Ironia della sorte (biologica), la noradrenalina rilasciata dal sistema simpatico è la stessa che dovrebbe promuovere la lipolisi. È come se ci fosse un sistema che si blocca perché troppo stimolato, come un fusibile. Si tratta di un sistema probabilmente evoluto per salvaguardarci dal dimagrimento eccessivo nei momenti di pericolo e carestia. Il sistema immunitario non serve solo a proteggerci dalle infezioni ma può modulare il bilancio energetico, specie in condizioni di infiammazione (il bilancio energetico funziona in maniera semplice solo in condizioni ideali).
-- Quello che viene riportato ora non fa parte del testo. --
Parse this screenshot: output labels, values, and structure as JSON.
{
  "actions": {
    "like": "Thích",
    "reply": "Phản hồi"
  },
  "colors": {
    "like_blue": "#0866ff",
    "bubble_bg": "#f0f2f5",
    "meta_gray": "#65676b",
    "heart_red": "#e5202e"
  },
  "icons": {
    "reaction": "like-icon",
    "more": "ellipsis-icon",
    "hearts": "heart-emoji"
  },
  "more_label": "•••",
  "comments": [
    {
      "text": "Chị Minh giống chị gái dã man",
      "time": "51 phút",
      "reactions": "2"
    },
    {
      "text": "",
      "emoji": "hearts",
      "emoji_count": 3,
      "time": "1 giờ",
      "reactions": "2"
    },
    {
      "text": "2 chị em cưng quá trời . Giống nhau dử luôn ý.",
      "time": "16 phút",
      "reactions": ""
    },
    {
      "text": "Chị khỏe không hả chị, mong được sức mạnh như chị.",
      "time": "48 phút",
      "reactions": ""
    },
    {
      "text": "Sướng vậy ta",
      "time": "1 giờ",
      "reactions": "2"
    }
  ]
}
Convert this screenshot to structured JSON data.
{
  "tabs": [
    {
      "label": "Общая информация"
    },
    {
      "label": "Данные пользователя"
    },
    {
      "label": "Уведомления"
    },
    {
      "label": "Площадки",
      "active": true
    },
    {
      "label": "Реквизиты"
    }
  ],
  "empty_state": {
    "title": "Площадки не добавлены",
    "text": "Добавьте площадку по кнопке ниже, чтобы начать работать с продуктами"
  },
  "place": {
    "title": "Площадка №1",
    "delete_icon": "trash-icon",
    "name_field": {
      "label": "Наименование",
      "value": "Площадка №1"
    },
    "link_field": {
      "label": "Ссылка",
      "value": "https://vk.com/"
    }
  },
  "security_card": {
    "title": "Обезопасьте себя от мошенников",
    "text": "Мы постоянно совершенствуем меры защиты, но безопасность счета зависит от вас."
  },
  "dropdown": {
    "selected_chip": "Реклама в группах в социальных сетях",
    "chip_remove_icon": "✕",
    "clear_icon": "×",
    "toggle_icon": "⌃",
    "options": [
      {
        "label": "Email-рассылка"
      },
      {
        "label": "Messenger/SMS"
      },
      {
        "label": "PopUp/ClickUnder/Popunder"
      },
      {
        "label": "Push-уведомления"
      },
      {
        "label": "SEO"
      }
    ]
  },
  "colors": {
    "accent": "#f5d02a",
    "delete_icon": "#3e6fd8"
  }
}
"I neutrofili infiltrati secernono l'interleuchina-1β, che sopprime la lipolisi e limita la perdita eccessiva di energia inducendo la resistenza alle catecolamine negli adipociti".
Nei topi modificati, in cui questa via era bloccata, lo stress era associato a dimagrimento. Nelle persone sovrappeso i geni implicati nella riduzione della lipolisi sembrano più attivi, quindi queste persone possono avere ulteriormente una minore perdita di grasso sotto stress.
L'effetto negativo sulla spesa energetica di IL-1β: "In particolare, studi del nostro laboratorio (non pubblicati) e di altri laboratori mostrano che l'IL-1β e altre citochine infiammatorie agiscono reprimendo la perdita di energia in entrambi i casi, attraverso la resistenza alle catecolamine e la riduzione dell'attività dell'AMPK. Questi risultati sottolineano un tema comune nella regolazione metabolica in cui lo stress metabolico porta all'attivazione di vie che preservano le riserve di energia negli adipociti e suggeriscono che queste vie potrebbero essere bersagli appropriati per le malattie metaboliche."
Aggiornamento 20/1/2026
Evitando gli alimenti processati e privilegiando quelli non alterati dall'industria, naturali e ricchi in nutrienti si favorisce la perdita dell'adiposità centrale e viscerale che è quella più associata con le malattie infiammatorie.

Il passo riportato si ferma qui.